Renault, quasi-client unique de la Sam, a proposé des offres de reclassement dans ses usines et contribue au plan de sauvegarde de l’emploi à hauteur de 1 M€. En revanche, le constructeur ne se prononce pas sur ces primes. « Des discussions s'amorcent avec Renault, rapporte Ghislaine Gistau, déléguée syndicale CGT. On voit que l’État met la pression. Mais on attend des engagements écrits. Pour l'instant, on évite de sauter au plafond. »
Pas de repreneur mais des pistes « sérieuses » selon la Région
Autre sujet abordé avec Bruno Le Maire, ministre de l’Économie : la réindustrialisation de la Sam. Si l’État indique qu'« à ce jour, il n’y a pas de repreneur industriel identifié pour le site », Carole Delga déclare qu’un « projet lié à une activité de fonderie avance de façon sérieuse ». La présidente (PS) de la Région Occitanie, qui ne souhaite pas donner le nom de l’entreprise concernée, indique que sa collectivité « apportera des moyens exceptionnels » à cette ETI régionale. Elle sollicite l’aide financière de l’État et exhorte le groupe Renault à « donner un volume d’affaires sur une période limitée de trois ans », le temps que la diversification de l’activité de cette fonderie démarre.
Carole Delga évoque même une autre piste sérieuse, celle de la Société nouvelle d'affinage des métaux (Snam), voisine de la Sam, soutenue par l'Agence régionale des investissements stratégiques (Aris).

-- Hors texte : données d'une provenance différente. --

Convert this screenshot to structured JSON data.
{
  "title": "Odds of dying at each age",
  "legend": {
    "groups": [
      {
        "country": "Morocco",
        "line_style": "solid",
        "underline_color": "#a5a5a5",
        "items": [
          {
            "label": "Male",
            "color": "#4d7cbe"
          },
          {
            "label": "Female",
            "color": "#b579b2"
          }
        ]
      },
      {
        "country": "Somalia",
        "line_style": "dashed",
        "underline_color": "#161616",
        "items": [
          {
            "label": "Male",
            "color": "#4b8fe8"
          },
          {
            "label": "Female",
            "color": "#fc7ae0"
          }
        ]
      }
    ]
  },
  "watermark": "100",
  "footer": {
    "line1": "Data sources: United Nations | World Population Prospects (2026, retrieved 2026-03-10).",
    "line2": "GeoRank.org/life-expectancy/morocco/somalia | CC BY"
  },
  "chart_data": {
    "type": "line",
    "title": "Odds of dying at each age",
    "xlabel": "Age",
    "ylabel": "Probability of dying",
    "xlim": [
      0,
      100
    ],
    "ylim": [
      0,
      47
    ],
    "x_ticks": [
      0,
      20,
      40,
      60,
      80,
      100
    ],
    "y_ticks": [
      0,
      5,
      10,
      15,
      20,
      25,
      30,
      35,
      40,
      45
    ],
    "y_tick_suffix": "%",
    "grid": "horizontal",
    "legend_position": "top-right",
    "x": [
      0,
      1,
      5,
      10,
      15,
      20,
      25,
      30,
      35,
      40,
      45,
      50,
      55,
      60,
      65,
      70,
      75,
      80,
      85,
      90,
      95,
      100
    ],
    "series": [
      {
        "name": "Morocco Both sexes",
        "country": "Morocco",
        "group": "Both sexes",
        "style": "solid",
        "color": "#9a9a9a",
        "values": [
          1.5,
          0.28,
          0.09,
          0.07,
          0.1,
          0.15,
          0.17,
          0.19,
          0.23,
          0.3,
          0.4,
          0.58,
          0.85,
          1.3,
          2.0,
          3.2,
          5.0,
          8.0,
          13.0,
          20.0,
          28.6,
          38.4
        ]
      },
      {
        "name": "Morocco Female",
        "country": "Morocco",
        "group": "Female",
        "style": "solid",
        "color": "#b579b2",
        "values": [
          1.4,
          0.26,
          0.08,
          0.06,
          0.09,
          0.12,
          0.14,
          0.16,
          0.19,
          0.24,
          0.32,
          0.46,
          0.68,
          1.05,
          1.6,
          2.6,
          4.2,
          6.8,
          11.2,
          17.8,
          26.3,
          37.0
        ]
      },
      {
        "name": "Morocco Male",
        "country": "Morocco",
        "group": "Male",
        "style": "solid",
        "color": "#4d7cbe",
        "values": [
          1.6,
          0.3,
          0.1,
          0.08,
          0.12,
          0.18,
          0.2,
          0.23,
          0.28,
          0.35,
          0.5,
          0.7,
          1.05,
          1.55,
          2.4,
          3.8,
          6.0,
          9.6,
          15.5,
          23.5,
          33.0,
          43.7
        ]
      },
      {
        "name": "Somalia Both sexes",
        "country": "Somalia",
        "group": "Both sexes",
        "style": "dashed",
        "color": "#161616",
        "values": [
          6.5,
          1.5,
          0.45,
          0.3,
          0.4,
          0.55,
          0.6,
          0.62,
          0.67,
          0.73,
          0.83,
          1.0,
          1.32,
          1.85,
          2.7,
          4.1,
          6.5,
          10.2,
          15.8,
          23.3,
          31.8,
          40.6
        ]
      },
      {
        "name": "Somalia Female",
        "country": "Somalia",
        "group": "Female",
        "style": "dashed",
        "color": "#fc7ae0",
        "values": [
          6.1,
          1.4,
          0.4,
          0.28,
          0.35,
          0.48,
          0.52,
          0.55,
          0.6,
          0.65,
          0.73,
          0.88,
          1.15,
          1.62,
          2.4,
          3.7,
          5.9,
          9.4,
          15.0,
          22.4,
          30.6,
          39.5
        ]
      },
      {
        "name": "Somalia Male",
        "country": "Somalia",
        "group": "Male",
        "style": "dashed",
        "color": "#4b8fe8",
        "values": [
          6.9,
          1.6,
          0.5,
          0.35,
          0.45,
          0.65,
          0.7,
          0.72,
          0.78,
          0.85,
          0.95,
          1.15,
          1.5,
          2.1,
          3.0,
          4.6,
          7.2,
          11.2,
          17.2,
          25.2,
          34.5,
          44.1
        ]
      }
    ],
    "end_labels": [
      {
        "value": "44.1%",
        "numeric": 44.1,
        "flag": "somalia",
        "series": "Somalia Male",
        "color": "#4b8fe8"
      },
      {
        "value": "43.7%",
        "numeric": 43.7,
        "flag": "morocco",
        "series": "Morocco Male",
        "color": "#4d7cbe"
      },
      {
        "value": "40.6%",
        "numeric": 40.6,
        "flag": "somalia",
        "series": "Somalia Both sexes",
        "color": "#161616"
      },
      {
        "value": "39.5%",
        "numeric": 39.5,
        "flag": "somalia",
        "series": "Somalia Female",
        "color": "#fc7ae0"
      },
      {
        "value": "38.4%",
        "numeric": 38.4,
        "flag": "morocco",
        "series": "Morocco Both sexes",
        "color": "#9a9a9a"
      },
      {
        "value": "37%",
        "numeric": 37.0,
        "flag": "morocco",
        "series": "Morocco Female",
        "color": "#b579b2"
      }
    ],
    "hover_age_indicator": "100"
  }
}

La Snam, qui recycle piles et accumulateurs, a effectué un premier tour de table de 10 M€ auprès de fonds familiaux industriels allemands. Un moyen d’accompagner le développement de son projet Phenix Batteries, dédié à la production de batteries neuves issues à 80 % de composants recyclés. « On parle d'un potentiel d'embauche de 500 emplois sous deux à quatre ans », avance Eric Nottez, son président. « Cela fait des années qu’on parle de ce projet », réagit Ghislaine Gistau. Des annonces qui « ne nous font pas lever l’occupation de l’usine », entamée depuis 52 jours.